Fitbit flexes muscles in NYSE debut
Fitbit flexed some muscle Thursday and its shares rocketed almost 50 percent higher in the first day of trading for the fitness tracking gear maker.
Fitbit’s initial public offering priced at US$20 per share, bringing in more than US$730 million and valuing Fitbit at about US$4.1 billion in total. The company had already raised its stock price expectations this week and said the IPO would include additional shares, but the offering still surpassed its estimates.
The company makes devices that can be worn on the wrist or clipped to clothing. They track steps taken, calories burned and other data and can be synced up with smartphones. Fitbit also sells a Wi-Fi enabled scale that tracks body mass and other data.
Fitbit Inc. is the biggest-selling company in the young fitness tracking gear industry. Sales surged to US$745 million in 2014, almost tripled its total from the previous year. Its first- quarter revenue this year tripled as well. In filings with the Securities and Exchange Commission, Fitbit said it sold 10.9 million devices last year.
Market research company CCS Insight expects that companies including Fitbit, Jawbone, Nike, Xaomi, Garmin and Misfit will ship 24 million fitness trackers in the U.S. this year, and says that number will double in 2018. But some fitness trackers may already face a big threat from an even newer product: smart watches from companies like Apple, Google and Samsung.
Gfk research group thinks smart watch sales will top fitness tracker sales this year, although it strong growth in fitness tracker sales. Gfk said more people will buy smart watches as marketing grows and as the devices become more similar to smartphones.
Fitbit sold a total of 22.4 million shares, raising US$448 million. Its stockholders sold another 14.2 million shares, worth about US$284 million.

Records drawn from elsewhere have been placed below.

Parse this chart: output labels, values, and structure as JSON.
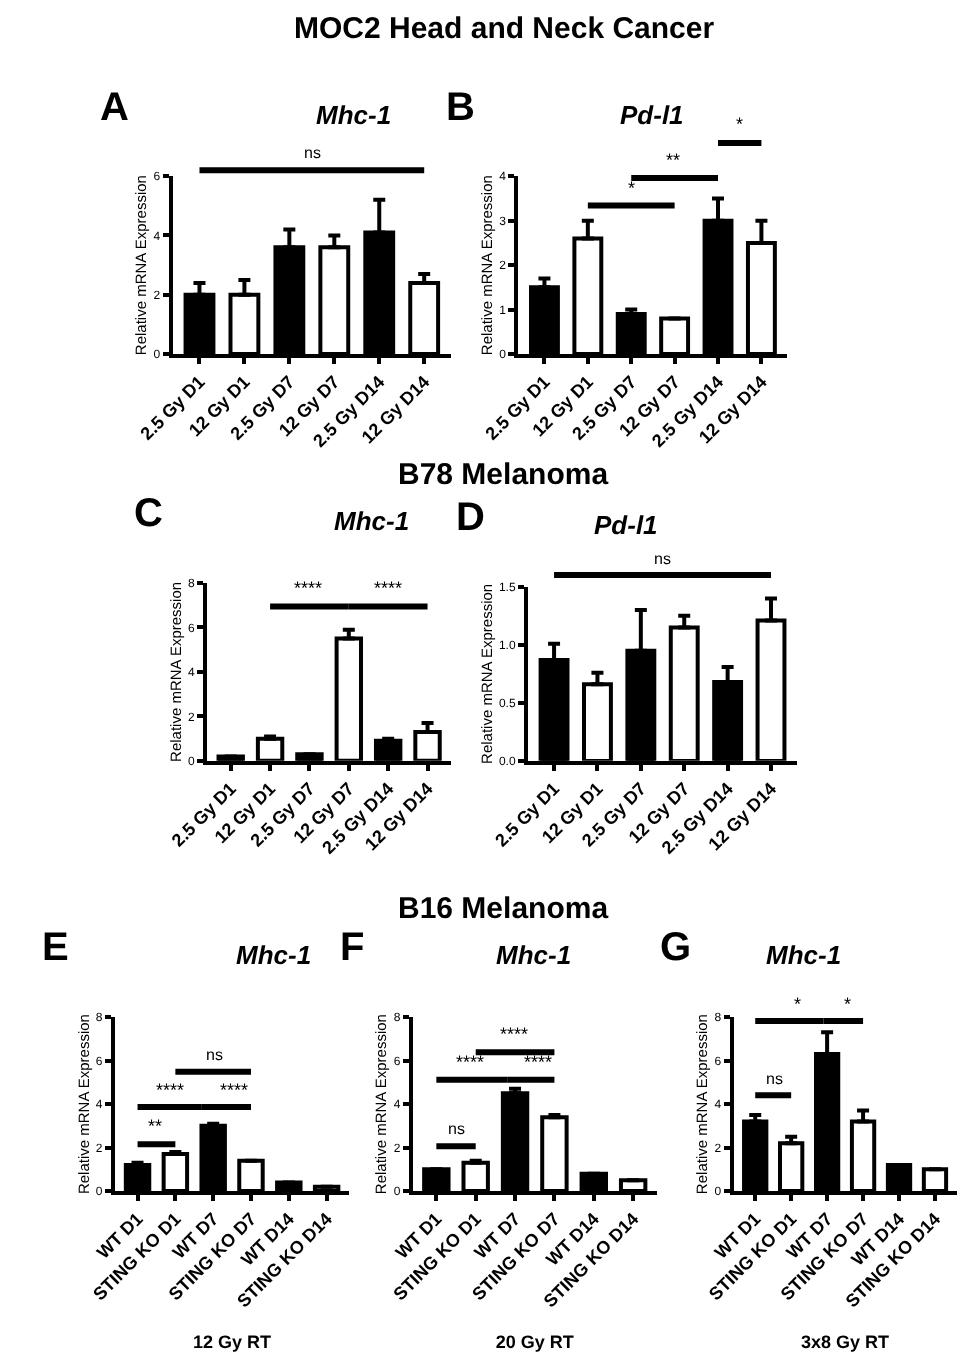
{
  "chart_data": [
    {
      "type": "bar",
      "subtitle": "MOC2 Head and Neck Cancer",
      "title": "Mhc-1",
      "ylabel": "Relative mRNA Expression",
      "categories": [
        "2.5 Gy D1",
        "12 Gy D1",
        "2.5 Gy D7",
        "12 Gy D7",
        "2.5 Gy D14",
        "12 Gy D14"
      ],
      "values": [
        2.0,
        2.0,
        3.6,
        3.6,
        4.1,
        2.4
      ],
      "errors": [
        [
          2.0,
          2.4
        ],
        [
          2.0,
          2.5
        ],
        [
          3.6,
          4.2
        ],
        [
          3.6,
          4.0
        ],
        [
          4.1,
          5.2
        ],
        [
          2.4,
          2.7
        ]
      ],
      "colors": [
        "#000000",
        "#ffffff",
        "#000000",
        "#ffffff",
        "#000000",
        "#ffffff"
      ],
      "ylim": [
        0,
        6
      ],
      "yticks": [
        0,
        2,
        4,
        6
      ],
      "annotations": [
        "A",
        "ns"
      ]
    },
    {
      "type": "bar",
      "title": "Pd-l1",
      "ylabel": "Relative mRNA Expression",
      "categories": [
        "2.5 Gy D1",
        "12 Gy D1",
        "2.5 Gy D7",
        "12 Gy D7",
        "2.5 Gy D14",
        "12 Gy D14"
      ],
      "values": [
        1.5,
        2.6,
        0.9,
        0.8,
        3.0,
        2.5
      ],
      "errors": [
        [
          1.5,
          1.7
        ],
        [
          2.6,
          3.0
        ],
        [
          0.9,
          1.0
        ],
        [
          0.8,
          0.8
        ],
        [
          3.0,
          3.5
        ],
        [
          2.5,
          3.0
        ]
      ],
      "colors": [
        "#000000",
        "#ffffff",
        "#000000",
        "#ffffff",
        "#000000",
        "#ffffff"
      ],
      "ylim": [
        0,
        4
      ],
      "yticks": [
        0,
        1,
        2,
        3,
        4
      ],
      "annotations": [
        "B",
        "*",
        "**",
        "*"
      ]
    },
    {
      "type": "bar",
      "subtitle": "B78 Melanoma",
      "title": "Mhc-1",
      "ylabel": "Relative mRNA Expression",
      "categories": [
        "2.5 Gy D1",
        "12 Gy D1",
        "2.5 Gy D7",
        "12 Gy D7",
        "2.5 Gy D14",
        "12 Gy D14"
      ],
      "values": [
        0.2,
        1.0,
        0.3,
        5.5,
        0.9,
        1.3
      ],
      "errors": [
        [
          0.2,
          0.2
        ],
        [
          1.0,
          1.1
        ],
        [
          0.3,
          0.3
        ],
        [
          5.5,
          5.9
        ],
        [
          0.9,
          1.0
        ],
        [
          1.3,
          1.7
        ]
      ],
      "colors": [
        "#000000",
        "#ffffff",
        "#000000",
        "#ffffff",
        "#000000",
        "#ffffff"
      ],
      "ylim": [
        0,
        8
      ],
      "yticks": [
        0,
        2,
        4,
        6,
        8
      ],
      "annotations": [
        "C",
        "****",
        "****"
      ]
    },
    {
      "type": "bar",
      "title": "Pd-l1",
      "ylabel": "Relative mRNA Expression",
      "categories": [
        "2.5 Gy D1",
        "12 Gy D1",
        "2.5 Gy D7",
        "12 Gy D7",
        "2.5 Gy D14",
        "12 Gy D14"
      ],
      "values": [
        0.87,
        0.66,
        0.95,
        1.15,
        0.68,
        1.21
      ],
      "errors": [
        [
          0.87,
          1.01
        ],
        [
          0.66,
          0.76
        ],
        [
          0.95,
          1.3
        ],
        [
          1.15,
          1.25
        ],
        [
          0.68,
          0.81
        ],
        [
          1.21,
          1.4
        ]
      ],
      "colors": [
        "#000000",
        "#ffffff",
        "#000000",
        "#ffffff",
        "#000000",
        "#ffffff"
      ],
      "ylim": [
        0,
        1.5
      ],
      "yticks": [
        {
          "value": 0,
          "label": "0.0"
        },
        {
          "value": 0.5,
          "label": "0.5"
        },
        {
          "value": 1,
          "label": "1.0"
        },
        {
          "value": 1.5,
          "label": "1.5"
        }
      ],
      "annotations": [
        "D",
        "ns"
      ]
    },
    {
      "type": "bar",
      "title": "Mhc-1",
      "ylabel": "Relative mRNA Expression",
      "xlabel": "12 Gy RT",
      "categories": [
        "WT D1",
        "STING KO D1",
        "WT D7",
        "STING KO D7",
        "WT D14",
        "STING KO D14"
      ],
      "values": [
        1.2,
        1.7,
        3.0,
        1.4,
        0.4,
        0.2
      ],
      "errors": [
        [
          1.2,
          1.3
        ],
        [
          1.7,
          1.8
        ],
        [
          3.0,
          3.1
        ],
        [
          1.4,
          1.4
        ],
        [
          0.4,
          0.4
        ],
        [
          0.2,
          0.2
        ]
      ],
      "colors": [
        "#000000",
        "#ffffff",
        "#000000",
        "#ffffff",
        "#000000",
        "#ffffff"
      ],
      "ylim": [
        0,
        8
      ],
      "yticks": [
        0,
        2,
        4,
        6,
        8
      ],
      "annotations": [
        "E",
        "**",
        "****",
        "****",
        "ns"
      ]
    },
    {
      "type": "bar",
      "subtitle": "B16 Melanoma",
      "title": "Mhc-1",
      "ylabel": "Relative mRNA Expression",
      "xlabel": "20 Gy RT",
      "categories": [
        "WT D1",
        "STING KO D1",
        "WT D7",
        "STING KO D7",
        "WT D14",
        "STING KO D14"
      ],
      "values": [
        1.0,
        1.3,
        4.5,
        3.4,
        0.8,
        0.5
      ],
      "errors": [
        [
          1.0,
          1.0
        ],
        [
          1.3,
          1.4
        ],
        [
          4.5,
          4.7
        ],
        [
          3.4,
          3.5
        ],
        [
          0.8,
          0.8
        ],
        [
          0.5,
          0.5
        ]
      ],
      "colors": [
        "#000000",
        "#ffffff",
        "#000000",
        "#ffffff",
        "#000000",
        "#ffffff"
      ],
      "ylim": [
        0,
        8
      ],
      "yticks": [
        0,
        2,
        4,
        6,
        8
      ],
      "annotations": [
        "F",
        "ns",
        "****",
        "****",
        "****"
      ]
    },
    {
      "type": "bar",
      "title": "Mhc-1",
      "ylabel": "Relative mRNA Expression",
      "xlabel": "3x8 Gy RT",
      "categories": [
        "WT D1",
        "STING KO D1",
        "WT D7",
        "STING KO D7",
        "WT D14",
        "STING KO D14"
      ],
      "values": [
        3.2,
        2.2,
        6.3,
        3.2,
        1.2,
        1.0
      ],
      "errors": [
        [
          3.2,
          3.5
        ],
        [
          2.2,
          2.5
        ],
        [
          6.3,
          7.3
        ],
        [
          3.2,
          3.7
        ],
        [
          1.2,
          1.2
        ],
        [
          1.0,
          1.0
        ]
      ],
      "colors": [
        "#000000",
        "#ffffff",
        "#000000",
        "#ffffff",
        "#000000",
        "#ffffff"
      ],
      "ylim": [
        0,
        8
      ],
      "yticks": [
        0,
        2,
        4,
        6,
        8
      ],
      "annotations": [
        "G",
        "ns",
        "*",
        "*"
      ]
    }
  ]
}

The San Francisco company’s shares j umped US$ 9.68 to US$29.68 Thursday. The stock is trading on the New York Stock Exchange under the ticker symbol “FIT.”
Jawbone filed a pair of lawsuits against Fitbit recently. In May Jawbone said Fitbit and a group of its former employees who had jumped ship to join its rival stole trade secrets, business plans and market research, among other things. Earlier this month Jawbone said essentially all of Fitbit’s products violate patents belonging to Jawbone.
Jawbone has asked a judge to prevent Fitbit from making and selling those products. Fitbit says it will defend itself against both lawsuits.
Fitbit CEO James Park shows off one of his devices as he poses for photos outside the New York Stock Exchange, before his company’s IPO, Thursday, June 18.